In the Sweet Sixteen match-up, we expect Villanova to face the University of Hawaii (none of the teams they will have faced previously have a mascot that could come close to the beauty and strength of a Rainbow Warrior). However, the game will take place in Wichita, Kansas, and it’s a well-known fact that Hawaiians cannot fully function more than around 100 miles from the nearest ocean. Close to the geographical center of the US and over 1000 miles away from either the Atlantic or Pacific, the Rainbow Warriors won’t stand a chance.

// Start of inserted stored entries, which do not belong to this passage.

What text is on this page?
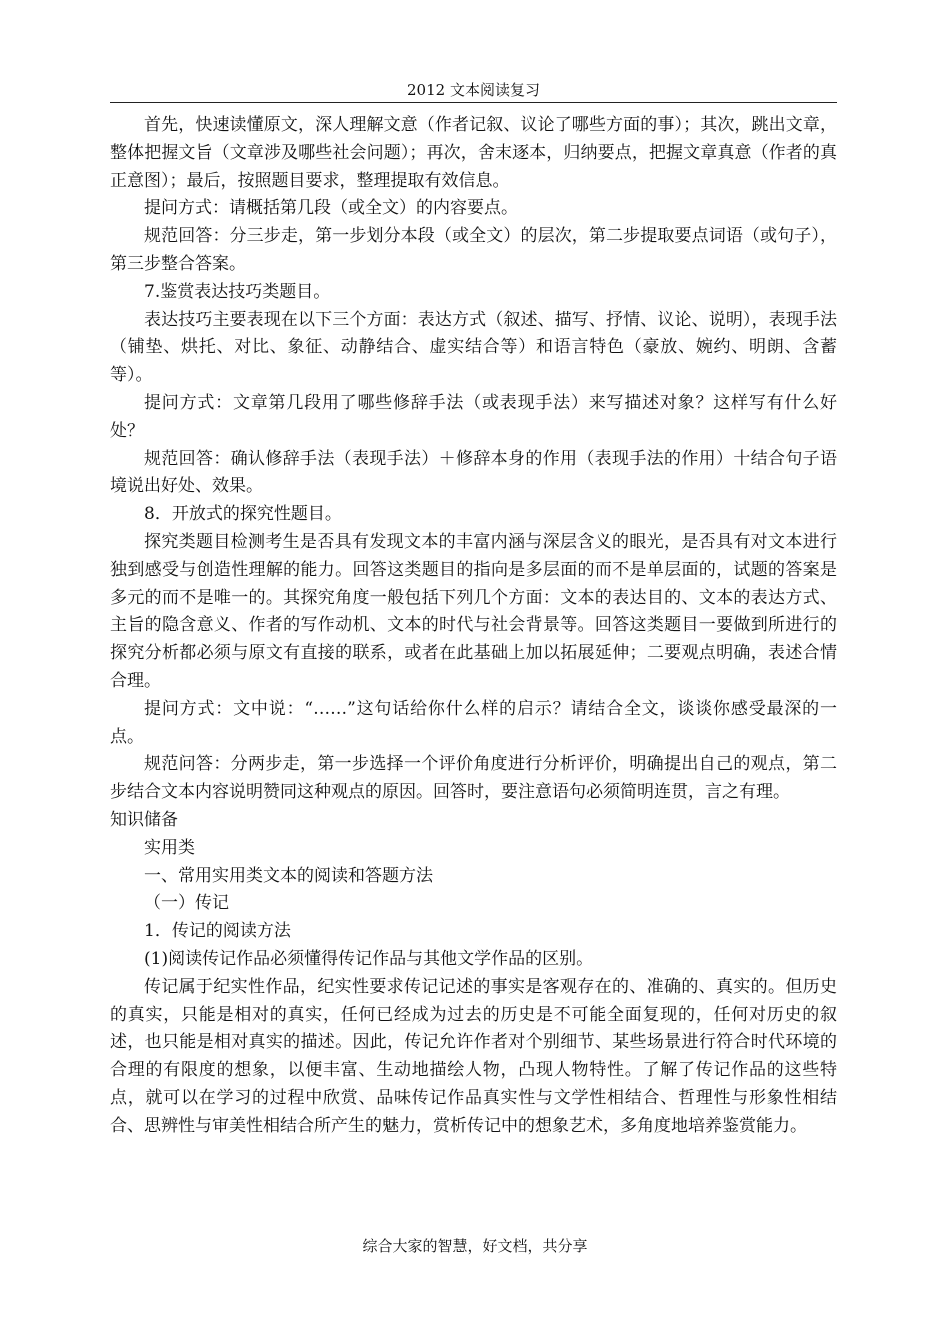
2012 文本阅读复习

首先，快速读懂原文，深人理解文意（作者记叙、议论了哪些方面的事）；其次，跳出文章，整体把握文旨（文章涉及哪些社会问题）；再次，舍末逐本，归纳要点，把握文章真意（作者的真正意图）；最后，按照题目要求，整理提取有效信息。

提问方式：请概括第几段（或全文）的内容要点。

规范回答：分三步走，第一步划分本段（或全文）的层次，第二步提取要点词语（或句子），第三步整合答案。

7.鉴赏表达技巧类题目。

表达技巧主要表现在以下三个方面：表达方式（叙述、描写、抒情、议论、说明），表现手法（铺垫、烘托、对比、象征、动静结合、虚实结合等）和语言特色（豪放、婉约、明朗、含蓄等）。

提问方式：文章第几段用了哪些修辞手法（或表现手法）来写描述对象？这样写有什么好处？

规范回答：确认修辞手法（表现手法）＋修辞本身的作用（表现手法的作用）十结合句子语境说出好处、效果。

8．开放式的探究性题目。

探究类题目检测考生是否具有发现文本的丰富内涵与深层含义的眼光，是否具有对文本进行独到感受与创造性理解的能力。回答这类题目的指向是多层面的而不是单层面的，试题的答案是多元的而不是唯一的。其探究角度一般包括下列几个方面：文本的表达目的、文本的表达方式、主旨的隐含意义、作者的写作动机、文本的时代与社会背景等。回答这类题目一要做到所进行的探究分析都必须与原文有直接的联系，或者在此基础上加以拓展延伸；二要观点明确，表述合情合理。

提问方式：文中说：“……”这句话给你什么样的启示？请结合全文，谈谈你感受最深的一点。

规范问答：分两步走，第一步选择一个评价角度进行分析评价，明确提出自己的观点，第二步结合文本内容说明赞同这种观点的原因。回答时，要注意语句必须简明连贯，言之有理。

知识储备

实用类

一、常用实用类文本的阅读和答题方法

（一）传记

1．传记的阅读方法

(1)阅读传记作品必须懂得传记作品与其他文学作品的区别。

传记属于纪实性作品，纪实性要求传记记述的事实是客观存在的、准确的、真实的。但历史的真实，只能是相对的真实，任何已经成为过去的历史是不可能全面复现的，任何对历史的叙述，也只能是相对真实的描述。因此，传记允许作者对个别细节、某些场景进行符合时代环境的合理的有限度的想象，以便丰富、生动地描绘人物，凸现人物特性。了解了传记作品的这些特点，就可以在学习的过程中欣赏、品味传记作品真实性与文学性相结合、哲理性与形象性相结合、思辨性与审美性相结合所产生的魅力，赏析传记中的想象艺术，多角度地培养鉴赏能力。

综合大家的智慧，好文档，共分享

From there, it’s just a hop, skip and a jump (or two more quick wins) for the Wildcats to make it to the National Championship. In the dramatic finale to a tournament to top all tournaments, the ‘Cats will face off against Mercer University Bears. Mercer, a 15-seed, will be fresh off a series of upsets (beginning with a stunning victory over the dominant UConn women’s team).

However, the Bears’ luck is due to run out in the championship game due to the most powerful force in sports: karma. After the Civil War, Mercer was the only university to award the infamous Confederate Gen. Robert E. Lee an honorary degree, and that problematic history has been begging to catch up with the school. When else would the ghosts of 360,000 fallen Union soldiers choose to exact their revenge, if not in the middle of the 2022 NCAA Division I Women’s Basketball Championship?

Thus, the final women’s game will be one to remember, thanks to the ‘Cats’ athletic prowess and some help from true American patriotism.

Thanks to a combination of mascot supremacy, astrological strength, a history (relatively) devoid of controversy and the presence of greater skills and coaching, the victory of Villanova’s men and women’s basketball team in the NCAA is unavoidable- a win so certain that it’s embarrassing, almost.